Aktif taşıma sırasında, taşıyıcı proteinler enerji kullanır maddeleri gradyanlarına karşı doğrudan pompalayabilmek için. İyonlar ve mineral tuzlar, bazen bu tür işlemlerle gradyanlarına karşı hareket eden maddelerdir. Bir örnek, kasların ve nöronların çalışması için gerekli olan sodyum-potasyum pompasıdır.

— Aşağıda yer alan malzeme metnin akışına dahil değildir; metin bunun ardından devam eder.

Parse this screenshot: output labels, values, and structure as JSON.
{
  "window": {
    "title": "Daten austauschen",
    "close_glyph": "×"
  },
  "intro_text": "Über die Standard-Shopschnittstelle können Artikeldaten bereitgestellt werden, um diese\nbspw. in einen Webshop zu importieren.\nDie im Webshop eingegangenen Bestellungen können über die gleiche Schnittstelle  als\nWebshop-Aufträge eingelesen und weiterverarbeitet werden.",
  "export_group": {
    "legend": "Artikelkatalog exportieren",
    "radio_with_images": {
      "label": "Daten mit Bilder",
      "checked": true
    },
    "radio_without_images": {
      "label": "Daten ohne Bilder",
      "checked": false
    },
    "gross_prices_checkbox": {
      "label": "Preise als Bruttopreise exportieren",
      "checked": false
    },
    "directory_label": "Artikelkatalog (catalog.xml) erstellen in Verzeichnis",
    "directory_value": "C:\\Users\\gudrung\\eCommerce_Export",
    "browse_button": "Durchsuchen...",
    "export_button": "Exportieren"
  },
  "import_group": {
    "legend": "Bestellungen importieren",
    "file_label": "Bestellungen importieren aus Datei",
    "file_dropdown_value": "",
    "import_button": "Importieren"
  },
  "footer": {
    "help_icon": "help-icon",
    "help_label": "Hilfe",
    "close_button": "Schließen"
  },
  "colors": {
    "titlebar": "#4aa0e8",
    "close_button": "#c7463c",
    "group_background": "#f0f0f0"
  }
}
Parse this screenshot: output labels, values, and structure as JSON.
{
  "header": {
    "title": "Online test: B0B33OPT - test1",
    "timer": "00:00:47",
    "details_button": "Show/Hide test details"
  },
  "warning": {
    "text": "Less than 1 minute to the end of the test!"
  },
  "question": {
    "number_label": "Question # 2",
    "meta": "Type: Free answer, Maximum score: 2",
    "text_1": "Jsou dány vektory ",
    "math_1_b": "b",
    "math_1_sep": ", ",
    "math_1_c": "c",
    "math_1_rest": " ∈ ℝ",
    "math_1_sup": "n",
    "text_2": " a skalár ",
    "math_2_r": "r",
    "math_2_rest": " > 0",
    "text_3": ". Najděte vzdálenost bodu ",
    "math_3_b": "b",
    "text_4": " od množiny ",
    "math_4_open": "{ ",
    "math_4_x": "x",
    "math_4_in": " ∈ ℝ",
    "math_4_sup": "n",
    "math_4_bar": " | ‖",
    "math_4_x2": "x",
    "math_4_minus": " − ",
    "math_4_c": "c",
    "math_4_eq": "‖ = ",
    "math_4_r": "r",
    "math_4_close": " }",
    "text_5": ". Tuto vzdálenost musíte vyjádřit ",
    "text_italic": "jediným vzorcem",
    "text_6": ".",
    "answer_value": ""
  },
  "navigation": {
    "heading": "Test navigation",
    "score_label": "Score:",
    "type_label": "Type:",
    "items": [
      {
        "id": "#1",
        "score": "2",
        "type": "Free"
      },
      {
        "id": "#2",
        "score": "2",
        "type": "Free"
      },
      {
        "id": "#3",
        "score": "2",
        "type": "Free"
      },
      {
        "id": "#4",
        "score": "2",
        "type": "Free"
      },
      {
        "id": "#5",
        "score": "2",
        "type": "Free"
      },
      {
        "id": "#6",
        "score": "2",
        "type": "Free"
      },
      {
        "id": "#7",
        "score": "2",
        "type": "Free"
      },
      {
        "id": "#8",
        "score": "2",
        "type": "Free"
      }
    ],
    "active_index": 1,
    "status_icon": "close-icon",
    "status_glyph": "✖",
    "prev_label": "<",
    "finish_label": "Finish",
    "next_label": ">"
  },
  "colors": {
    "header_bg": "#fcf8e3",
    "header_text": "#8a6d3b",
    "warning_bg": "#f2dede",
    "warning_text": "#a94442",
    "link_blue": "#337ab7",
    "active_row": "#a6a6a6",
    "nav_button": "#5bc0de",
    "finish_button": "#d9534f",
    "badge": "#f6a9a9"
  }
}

Diğer zamanlarda, taşıyıcı proteinler pasif taşımaya bağlı olarak işlev görür. Bu durumda, gradyan lehine olan adım bir "itme" verir veya gradyanına karşı kesişen maddeyi sürükler. Sanki ilerlemek için bir atalet kullanılmış gibi. Bir örnek, sodyumun hücre dışına pompalandığı bağırsak hücrelerinde glikoz taşınmasıdır. bundan yararlanarak glikozun hücreye girmesine izin veren bir gradyan oluşturan bir sodyum-potasyum pompası "itmek".
endositoz
Diğer bir aktif taşıma mekanizması da endositozdur. maddeleri gradyanına karşı taşırve için kullanılır daha büyük parçacıklar, yaklaşık bir bakteri veya hücre büyüklüğünde. Bu durumda, hücre parçacığı “yutar”. Bu mekanizma, tek hücreli organizmalar için ana besin formu ve makrofajlar olarak bilinen bağışıklık sisteminin bazı hücreleri, vücudun istilacı ajanlarını yerler.
Başka taşıma mekanizmaları da vardır, ancak açığa çıkan mekanizmalar ana ve hücrelerde en yaygın olanlardır.